My name is Michael Bond, CBE and I am an author, most celebrated for my Paddington Bear series of books. I have made the Paddington Bear TV Show and was responsible for The Herbs children's programme. I was awarded the CBE for services to Children's literature and have been nominated for the Carnegie Medal in Literature. I am also a Friend of The Renault Bears.

74 Comments on “Paddington Bear #43”

  1. Being a proper nanny’s girl I’m finding it difficult knowing I won’t see her for another 12 weeks we’ve just agreed on a daily FaceTime call with a cuppa tea.

  2. I was learning that One Person Infects 2.5 People with the Coronavirus and after 30 Days that means 400,000 have been infected but if that rate is cut to 1.25 people then after 30 days you only infect 15 people.

    Then I remembered I am a Fucking Pigeon with no concept of Maths

  3. Seriously tried to stay quiet but for Sports Direct to say they are essential and will stay open is a disgrace. It helps jeopardise all of is. I suggest the police should enforce closure if every shop like this and there should be huge penalties against them for taking the piss…

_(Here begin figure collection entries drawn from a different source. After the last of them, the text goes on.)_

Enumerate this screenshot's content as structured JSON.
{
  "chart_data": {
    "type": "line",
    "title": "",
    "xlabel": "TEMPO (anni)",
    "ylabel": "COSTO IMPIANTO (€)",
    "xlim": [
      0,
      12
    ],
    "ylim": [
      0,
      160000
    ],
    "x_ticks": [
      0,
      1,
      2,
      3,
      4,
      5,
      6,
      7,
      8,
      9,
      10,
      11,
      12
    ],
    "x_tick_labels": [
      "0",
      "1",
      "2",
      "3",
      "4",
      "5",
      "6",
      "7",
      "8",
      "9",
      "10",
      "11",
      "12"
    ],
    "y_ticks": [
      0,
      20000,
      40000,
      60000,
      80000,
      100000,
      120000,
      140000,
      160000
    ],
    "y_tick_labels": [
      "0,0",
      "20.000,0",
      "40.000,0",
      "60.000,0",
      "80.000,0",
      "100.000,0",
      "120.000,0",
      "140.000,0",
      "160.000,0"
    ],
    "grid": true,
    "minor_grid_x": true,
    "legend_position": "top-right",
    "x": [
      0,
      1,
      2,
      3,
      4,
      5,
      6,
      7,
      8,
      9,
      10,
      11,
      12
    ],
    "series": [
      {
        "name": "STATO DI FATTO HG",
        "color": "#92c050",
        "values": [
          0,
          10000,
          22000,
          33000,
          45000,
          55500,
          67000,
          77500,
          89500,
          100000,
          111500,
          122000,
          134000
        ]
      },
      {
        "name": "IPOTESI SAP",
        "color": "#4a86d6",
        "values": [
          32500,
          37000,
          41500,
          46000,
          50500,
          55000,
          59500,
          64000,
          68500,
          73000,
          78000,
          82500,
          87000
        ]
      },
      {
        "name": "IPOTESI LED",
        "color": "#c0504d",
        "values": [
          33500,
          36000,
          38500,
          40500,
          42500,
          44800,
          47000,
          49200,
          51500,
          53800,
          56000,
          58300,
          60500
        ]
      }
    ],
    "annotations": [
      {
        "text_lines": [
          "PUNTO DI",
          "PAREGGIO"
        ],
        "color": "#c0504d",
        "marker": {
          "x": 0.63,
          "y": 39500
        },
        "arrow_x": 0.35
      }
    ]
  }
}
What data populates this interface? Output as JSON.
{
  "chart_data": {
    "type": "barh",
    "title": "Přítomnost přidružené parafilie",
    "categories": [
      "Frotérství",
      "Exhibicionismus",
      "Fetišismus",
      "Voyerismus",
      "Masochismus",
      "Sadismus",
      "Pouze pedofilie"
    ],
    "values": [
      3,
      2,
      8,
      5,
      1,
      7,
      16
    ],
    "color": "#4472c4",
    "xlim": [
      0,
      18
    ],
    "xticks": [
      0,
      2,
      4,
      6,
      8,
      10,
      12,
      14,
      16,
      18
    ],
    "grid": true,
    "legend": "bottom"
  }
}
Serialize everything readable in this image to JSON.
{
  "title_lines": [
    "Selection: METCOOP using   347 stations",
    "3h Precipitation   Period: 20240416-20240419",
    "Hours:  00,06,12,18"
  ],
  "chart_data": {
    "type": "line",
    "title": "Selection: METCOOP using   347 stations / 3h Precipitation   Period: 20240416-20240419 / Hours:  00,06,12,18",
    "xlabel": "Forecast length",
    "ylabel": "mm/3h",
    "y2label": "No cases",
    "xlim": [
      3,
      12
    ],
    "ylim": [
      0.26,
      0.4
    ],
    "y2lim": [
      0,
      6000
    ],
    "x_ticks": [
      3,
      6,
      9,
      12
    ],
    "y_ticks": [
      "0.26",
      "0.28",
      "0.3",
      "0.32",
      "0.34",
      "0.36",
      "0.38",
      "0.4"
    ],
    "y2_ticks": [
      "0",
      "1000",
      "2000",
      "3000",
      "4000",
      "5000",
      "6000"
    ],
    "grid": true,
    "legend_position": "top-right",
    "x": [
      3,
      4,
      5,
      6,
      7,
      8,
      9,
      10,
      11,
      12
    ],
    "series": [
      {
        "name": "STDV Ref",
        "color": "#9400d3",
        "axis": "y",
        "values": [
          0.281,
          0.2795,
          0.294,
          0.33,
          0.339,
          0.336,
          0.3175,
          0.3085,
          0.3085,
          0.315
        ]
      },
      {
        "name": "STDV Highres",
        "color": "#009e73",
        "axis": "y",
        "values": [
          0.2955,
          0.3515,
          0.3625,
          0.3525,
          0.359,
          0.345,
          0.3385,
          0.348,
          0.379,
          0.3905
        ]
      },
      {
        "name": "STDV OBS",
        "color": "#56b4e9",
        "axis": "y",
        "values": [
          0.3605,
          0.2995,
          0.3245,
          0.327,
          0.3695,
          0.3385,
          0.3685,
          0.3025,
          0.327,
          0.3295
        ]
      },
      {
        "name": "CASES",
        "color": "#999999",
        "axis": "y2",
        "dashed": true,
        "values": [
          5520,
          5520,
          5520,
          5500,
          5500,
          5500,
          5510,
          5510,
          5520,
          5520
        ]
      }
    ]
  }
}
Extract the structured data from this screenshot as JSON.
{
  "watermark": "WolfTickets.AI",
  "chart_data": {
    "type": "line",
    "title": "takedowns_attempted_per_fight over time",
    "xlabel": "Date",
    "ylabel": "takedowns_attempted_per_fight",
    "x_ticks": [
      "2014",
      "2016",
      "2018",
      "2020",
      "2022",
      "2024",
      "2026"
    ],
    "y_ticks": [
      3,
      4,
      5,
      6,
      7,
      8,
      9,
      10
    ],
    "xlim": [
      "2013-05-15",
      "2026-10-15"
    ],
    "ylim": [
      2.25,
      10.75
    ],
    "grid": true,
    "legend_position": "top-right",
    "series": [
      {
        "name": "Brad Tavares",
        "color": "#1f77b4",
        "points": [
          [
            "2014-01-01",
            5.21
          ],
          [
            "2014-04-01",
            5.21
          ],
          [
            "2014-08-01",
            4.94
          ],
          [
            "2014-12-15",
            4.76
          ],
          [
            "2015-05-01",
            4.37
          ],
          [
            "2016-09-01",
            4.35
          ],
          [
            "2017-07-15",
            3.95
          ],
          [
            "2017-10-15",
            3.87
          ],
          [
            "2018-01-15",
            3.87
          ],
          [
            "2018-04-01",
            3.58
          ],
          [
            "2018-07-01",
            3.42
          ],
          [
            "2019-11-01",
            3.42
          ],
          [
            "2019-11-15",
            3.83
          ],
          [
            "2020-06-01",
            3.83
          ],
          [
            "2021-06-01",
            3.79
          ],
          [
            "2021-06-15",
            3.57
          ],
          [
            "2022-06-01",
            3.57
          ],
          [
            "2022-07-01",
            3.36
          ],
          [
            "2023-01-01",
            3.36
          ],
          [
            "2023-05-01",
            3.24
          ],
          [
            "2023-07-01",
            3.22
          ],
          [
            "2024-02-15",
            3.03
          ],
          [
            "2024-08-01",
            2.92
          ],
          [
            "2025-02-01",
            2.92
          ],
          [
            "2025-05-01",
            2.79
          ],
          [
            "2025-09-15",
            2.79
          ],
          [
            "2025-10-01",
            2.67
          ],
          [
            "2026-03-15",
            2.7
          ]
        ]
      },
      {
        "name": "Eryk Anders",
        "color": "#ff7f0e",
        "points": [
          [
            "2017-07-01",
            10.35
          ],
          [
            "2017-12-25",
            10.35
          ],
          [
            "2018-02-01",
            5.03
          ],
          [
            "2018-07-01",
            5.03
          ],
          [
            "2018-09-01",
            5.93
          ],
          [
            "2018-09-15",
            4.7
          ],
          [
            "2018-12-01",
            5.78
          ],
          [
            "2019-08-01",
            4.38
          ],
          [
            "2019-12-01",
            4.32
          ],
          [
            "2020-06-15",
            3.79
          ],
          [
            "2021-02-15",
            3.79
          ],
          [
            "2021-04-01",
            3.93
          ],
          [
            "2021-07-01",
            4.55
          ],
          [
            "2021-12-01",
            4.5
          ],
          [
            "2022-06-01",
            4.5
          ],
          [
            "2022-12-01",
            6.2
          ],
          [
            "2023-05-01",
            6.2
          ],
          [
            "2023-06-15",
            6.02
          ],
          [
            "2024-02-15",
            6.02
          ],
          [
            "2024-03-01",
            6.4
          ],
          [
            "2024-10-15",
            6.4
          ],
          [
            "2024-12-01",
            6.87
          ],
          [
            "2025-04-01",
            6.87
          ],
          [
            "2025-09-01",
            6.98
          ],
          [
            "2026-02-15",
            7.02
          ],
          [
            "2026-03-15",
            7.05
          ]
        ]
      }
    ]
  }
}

    Or words to that effect. You get the jist.

  4. I’ve heard that many humans are worried and upset at the moment. I don’t really understand the reason but I think it’s something serious. I’m trying to help by being available for extra fuss. Please know that I am thinking of you. Stay safe everyone.

  5. Eeyore turned round angrily on the others and said, “Everybody crowds round so in this Forest. There’s no Space. I never saw a more Spreading lot of animals in my life, and all in the wrong places. Can’t you SEE that Christopher Robin wants to be alone? I’m going.”

  6. Rolf report 24 March

    My English human has switched to virtual meetings from home. Her challenge is that I insist on joining in by caterwauling loudly. Even when she locks me in a room on the other side of the house, my piercing call can be heard online.

    Rolf x

  7. Not allowed out the house for 7 days, my kids have to stay with their dad and every single home delivery slot anywhere is fully booked. I’ll just d*e then?

  8. Supermarkets need to lower their maximum car parking time from 3 hrs to one hour imo. Empty heads will be going the Asda to stroll round George clothing for a day out. Get in, get your food and go home!

  9. I sat down at the piano last night but with so much suffering going on all over the world I found it really hard. Invisible enemies have to be the worst. Let’s hope we all learn from it once it is all over.

  10. Suspicious that just a few weeks before the country went into lockdown M&S started a promotion giving out free seeds to grow radish, lettuce, carrot and peppers!

  11. Had my walk. Got kitchen roll, bumped into a friend but no hand shake obv, saw 4 cats, farted loudly in Derby Lane (no witnesses), told a single magpie to fly away.

  12. My dog looks miserable when I leave for work and ecstatic when I get home. Now I’m home all day she gives me nothing but evils. Dogs … There’s no pleasing them!